RIGA - The rating agency Standard & Poor's last week deprived Latvia of its premium "A-" borrowing grade due to the Baltic state's "persistent" macroeconomic imbalances and "increasing risks" of a sharp economic deterioration, the latest in a series of warning bells sounding in the international investment community. S&P downgraded Latvia's long-term sovereign rating to "BBB+" from "A-" and maintained a negative outlook for the Baltic economy, meaning the rating could be lowered again.
"The downgrade reflects expectation that the government's anti-inflation plan will only slowly reverse rapid growth in the current account deficit and external debt, resulting in an adjustment process that is potentially more disruptive than a more comprehensive policy approach," Eileen Zhang, a credit analyst at Standard & Poor's, said.
Commenting possible rating adjustments in the future, Zhang said, "The negative outlook reflects the prospect of another downgrade if the economic imbalances continue to be addressed at a slow pace and the risk of a hard landing increases."
Latvia's economy grew 11.9 percent last year 's the best result in the 27-member European Union 's leading to fears of an overheating economy that could crash and bring GDP growth down to 2 percent per year.
At the same time, a yawning current account deficit and inflation have put pressure on the local currency in recent months, and speculation that the lat may need to be devalued for the sake of exports has intensified.
"If the overheating continues, external pressures may ultimately weaken public and private balance sheets, although the government's currently strong balance sheet provides an important buffer," she said.
Danske Bank said in a statement that the rating downgrade "will require urgent action in the form of fiscal tightening to reduce the imbalances in the Latvian economy and the risk of financial distress." The bank recommended that investors hedge exposure to the Latvian market.
Since March the government has adopted an "inflation-fighting program" to address the macroeconomic instability, but it was namely for Latvia's leadership that Standard & Poor's reserved its harshest criticism. "The government does not seem to have a sense of urgency in tackling the mounting imbalances," the agency said.

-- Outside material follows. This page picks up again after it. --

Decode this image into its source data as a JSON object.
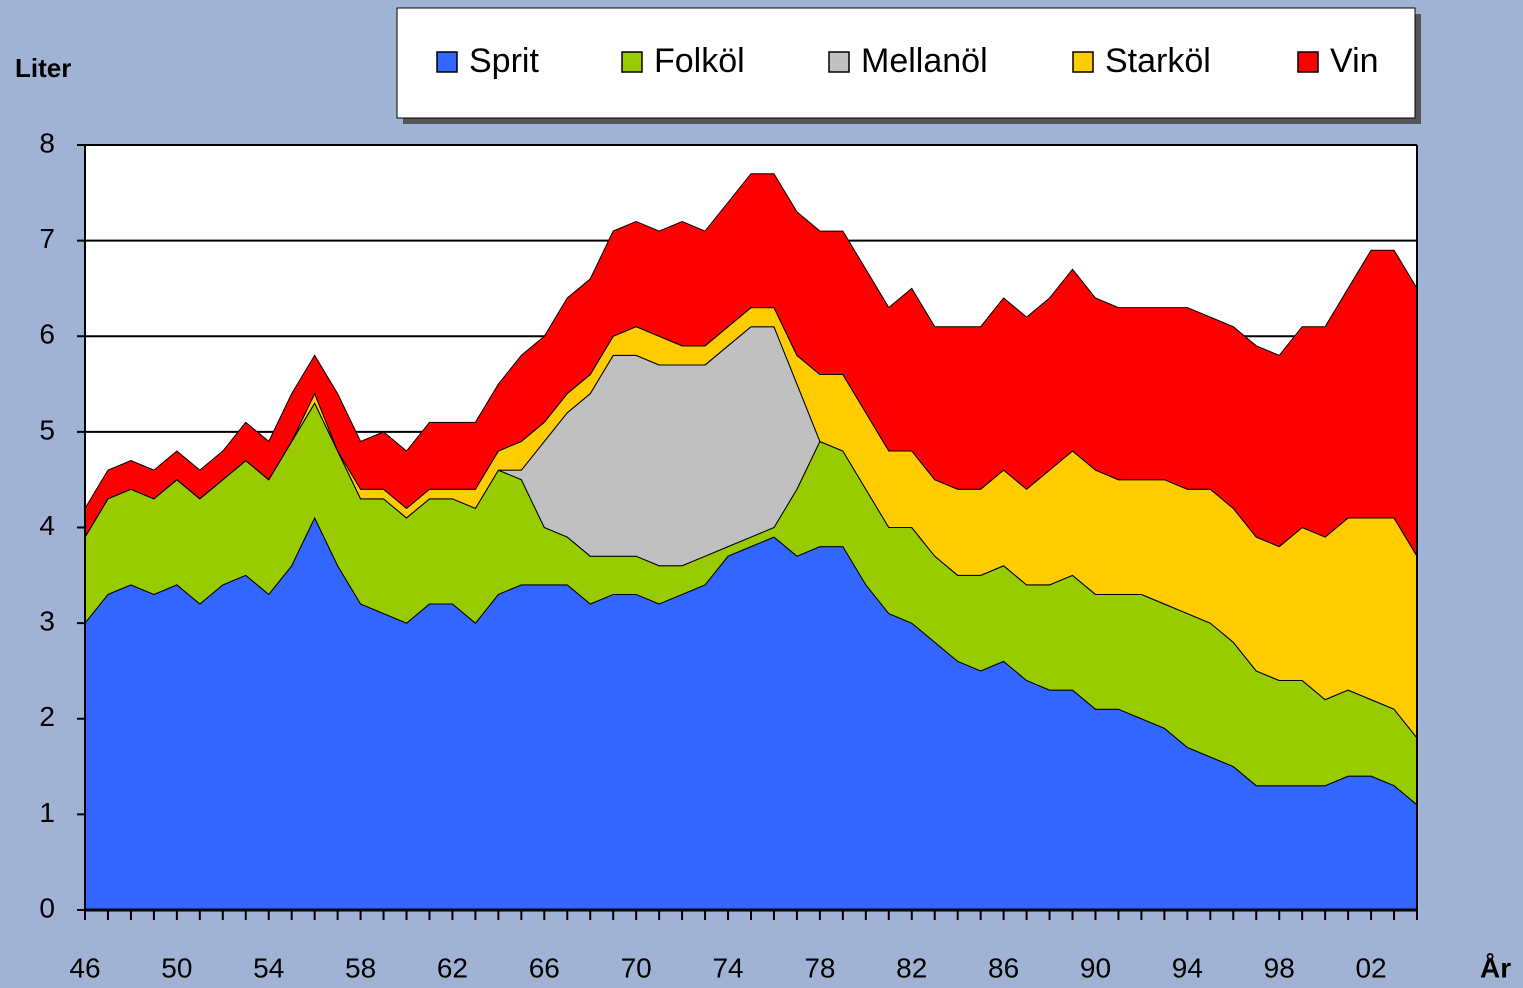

Finance Minister Oskars Spurdzins said in a statement that S&P's decision was unpleasant, but it is a real signal that the Baltic state should reinforce its fiscal policy.
All ministries and state institutions should ensure maximum efficiency of expenditures and provide other activities necessary for the balanced development of the national economy, Spurdzins said.
He also pointed out that on May 17 the parliament passed amendments to several laws within the inflation curbing plan, introducing stricter requirements for consumer lending and imposing tax on real estate transactions. (See story on Page 11.)
Nevertheless, for weeks now the ministry has been trumpeting its anti-inflation campaign, yet consumer prices continue to soar, reaching 8.9 percent annually at the end of April. The current account deficit, meanwhile, skyrocketed 120 percent year-on-year, pointing to super-charged consumption.
The central bank, which until recently was the lone voice of fiscal discipline in the Baltic state, said that Standard & Poor's had been "hasty" in making the downgrade.
"The Bank of Latvia considers this statement to be too hasty as it is released on the day when Latvian parliament is just adopting the necessary bills on the recently made government's inflation curbing plan," bank spokesman Martins Gravitis told the Baltic News Service.
"We believe that a more objective assessment will have to be done after the first results are seen, which Standard & Poor's failed to have patience to wait for before downgrading the credit rating," said Gravitis, admitting however that the downgrade would be "an additional stimulus" for Latvia to bolster the anti-inflation program.
Bank of Latvia President Ilmars Rimsevics, speaking May 17 at a press conference, reiterated that the government needed to draw up a balanced budget for this year, not just 2008. What's more, Rimsevics is calling for a surplus in 2008, while the Finance Ministry wants to stick to a balanced budget.
In Spurdzins' opinion, "society" might not be prepared for a balanced budget, since it would require all ministries to make cuts at a time when they are under pressure to increase salaries for doctors, teachers, policemen and other budget workers.
Recently the center-right government approved the basic budget parameters for 2008-2010. Next year the budget should be balanced, while in 2009 there could be a 0.1 percent surplus and in 2010 the budget could show a surplus of 0.3 percent of GDP.